Article pubs.acs.org/est
Occurrence and In Vitro Bioactivity of Estrogen, Androgen, and Glucocorticoid Compounds in a Nationwide Screen of United States Stream Waters Justin M. Conley,† Nicola Evans,† Mary C. Cardon,† Laura Rosenblum,‡ Luke R. Iwanowicz,§ Phillip C. Hartig,† Kathleen M. Schenck,∥ Paul M. Bradley,⊥ and Vickie S. Wilson*,† †
U.S. Environmental Protection Agency/National Health and Environmental Effects Research Laboratory/Toxicity Assessment Division, Research Triangle Park, North Carolina 27711 United States ‡ CB&I Federal Services, Cincinnati, Ohio 45212 United States § U.S. Geological Survey/Leetown Science Center, Kearneysville, West Virginia 25430 United States ∥ U.S. Environmental Protection Agency/National Risk Management Research Laboratory/Water Supply and Water Resources Division, Cincinnati, Ohio 45220 United States ⊥ U.S. Geological Survey/South Atlantic Water Science Center, Columbia, South Carolina 29210 United States S Supporting Information *
ABSTRACT: In vitro bioassays are sensitive, effect-based tools used to quantitatively screen for chemicals with nuclear receptor activity in environmental samples.

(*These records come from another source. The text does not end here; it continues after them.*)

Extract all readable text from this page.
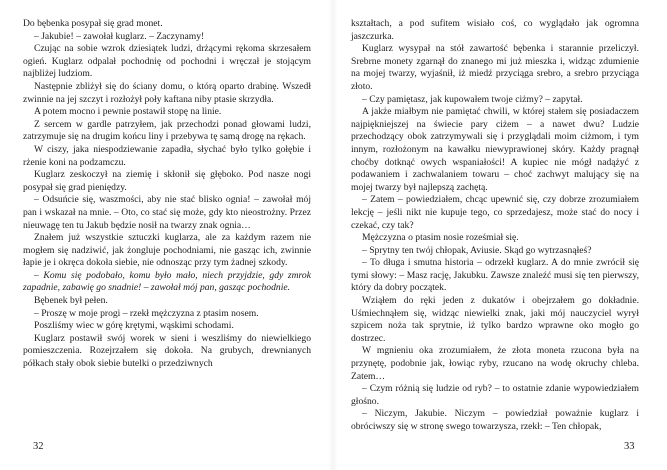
Do bębenka posypał się grad monet.

– Jakubie! – zawołał kuglarz. – Zaczynamy!

Czując na sobie wzrok dziesiątek ludzi, drżącymi rękoma skrzesałem ogień. Kuglarz odpalał pochodnię od pochodni i wręczał je stojącym najbliżej ludziom.

Następnie zbliżył się do ściany domu, o którą oparto drabinę. Wszedł zwinnie na jej szczyt i rozłożył poły kaftana niby ptasie skrzydła.

A potem mocno i pewnie postawił stopę na linie.

Z sercem w gardle patrzyłem, jak przechodzi ponad głowami ludzi, zatrzymuje się na drugim końcu liny i przebywa tę samą drogę na rękach.

W ciszy, jaka niespodziewanie zapadła, słychać było tylko gołębie i rżenie koni na podzamczu.

Kuglarz zeskoczył na ziemię i skłonił się głęboko. Pod nasze nogi posypał się grad pieniędzy.

– Odsuńcie się, waszmości, aby nie stać blisko ognia! – zawołał mój pan i wskazał na mnie. – Oto, co stać się może, gdy kto nieostrożny. Przez nieuwagę ten tu Jakub będzie nosił na twarzy znak ognia…

Znałem już wszystkie sztuczki kuglarza, ale za każdym razem nie mogłem się nadziwić, jak żongluje pochodniami, nie gasząc ich, zwinnie łapie je i okręca dokoła siebie, nie odnosząc przy tym żadnej szkody.

– Komu się podobało, komu było mało, niech przyjdzie, gdy zmrok zapadnie, zabawię go snadnie! – zawołał mój pan, gasząc pochodnie.

Bębenek był pełen.

– Proszę w moje progi – rzekł mężczyzna z ptasim nosem.

Poszliśmy wiec w górę krętymi, wąskimi schodami.

Kuglarz postawił swój worek w sieni i weszliśmy do niewielkiego pomieszczenia. Rozejrzałem się dokoła. Na grubych, drewnianych półkach stały obok siebie butelki o przedziwnych

kształtach, a pod sufitem wisiało coś, co wyglądało jak ogromna jaszczurka.

Kuglarz wysypał na stół zawartość bębenka i starannie przeliczył. Srebrne monety zgarnął do znanego mi już mieszka i, widząc zdumienie na mojej twarzy, wyjaśnił, iż miedź przyciąga srebro, a srebro przyciąga złoto.

– Czy pamiętasz, jak kupowałem twoje ciżmy? – zapytał.

A jakże miałbym nie pamiętać chwili, w której stałem się posiadaczem najpiękniejszej na świecie pary ciżem – a nawet dwu? Ludzie przechodzący obok zatrzymywali się i przyglądali moim ciżmom, i tym innym, rozłożonym na kawałku niewyprawionej skóry. Każdy pragnął choćby dotknąć owych wspaniałości! A kupiec nie mógł nadążyć z podawaniem i zachwalaniem towaru – choć zachwyt malujący się na mojej twarzy był najlepszą zachętą.

– Zatem – powiedziałem, chcąc upewnić się, czy dobrze zrozumiałem lekcję – jeśli nikt nie kupuje tego, co sprzedajesz, może stać do nocy i czekać, czy tak?

Mężczyzna o ptasim nosie roześmiał się.

– Sprytny ten twój chłopak, Aviusie. Skąd go wytrzasnąłeś?

– To długa i smutna historia – odrzekł kuglarz. A do mnie zwrócił się tymi słowy: – Masz rację, Jakubku. Zawsze znaleźć musi się ten pierwszy, który da dobry początek.

Wziąłem do ręki jeden z dukatów i obejrzałem go dokładnie. Uśmiechnąłem się, widząc niewielki znak, jaki mój nauczyciel wyrył szpicem noża tak sprytnie, iż tylko bardzo wprawne oko mogło go dostrzec.

W mgnieniu oka zrozumiałem, że złota moneta rzucona była na przynętę, podobnie jak, łowiąc ryby, rzucano na wodę okruchy chleba. Zatem…

– Czym różnią się ludzie od ryb? – to ostatnie zdanie wypowiedziałem głośno.

– Niczym, Jakubie. Niczym – powiedział poważnie kuglarz i obróciwszy się w stronę swego towarzysza, rzekł: – Ten chłopak,

32	33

We measured in vitro estrogen (ER), androgen (AR), and glucocorticoid receptor (GR) activity, along with a broad suite of chemical analytes, in streamwater from 35 wellcharacterized sites (3 reference and 32 impacted) across 24 states and Puerto Rico. ER agonism was the most frequently detected with nearly all sites (34/35) displaying activity (range, 0.054−116 ng E2Eq L−1). There was a strong linear relationship (r2 = 0.917) between in vitro ER activity and concentrations of steroidal estrogens after correcting for the in vitro potency of each compound. AR agonism was detected in 5/35 samples (range, 1.6−4.8 ng DHTEq L−1) but concentrations of androgenic compounds were largely unable to account for the in vitro activity. Similarly, GR agonism was detected in 9/35 samples (range, 6.0−43 ng DexEq L−1); however, none of the recognized GR-active compounds on the target-chemical analyte list were detected. The utility of in vitro assays in water quality monitoring was evident from both the quantitative agreement between ER activity and estrogen concentrations, as well as the detection of AR and GR activity for which there were limited or no corresponding target-chemical detections to explain the bioactivity. Incorporation of in vitro bioassays as complements to chemical analyses in standard water quality monitoring efforts would allow for more complete assessment of the chemical mixtures present in many surface waters.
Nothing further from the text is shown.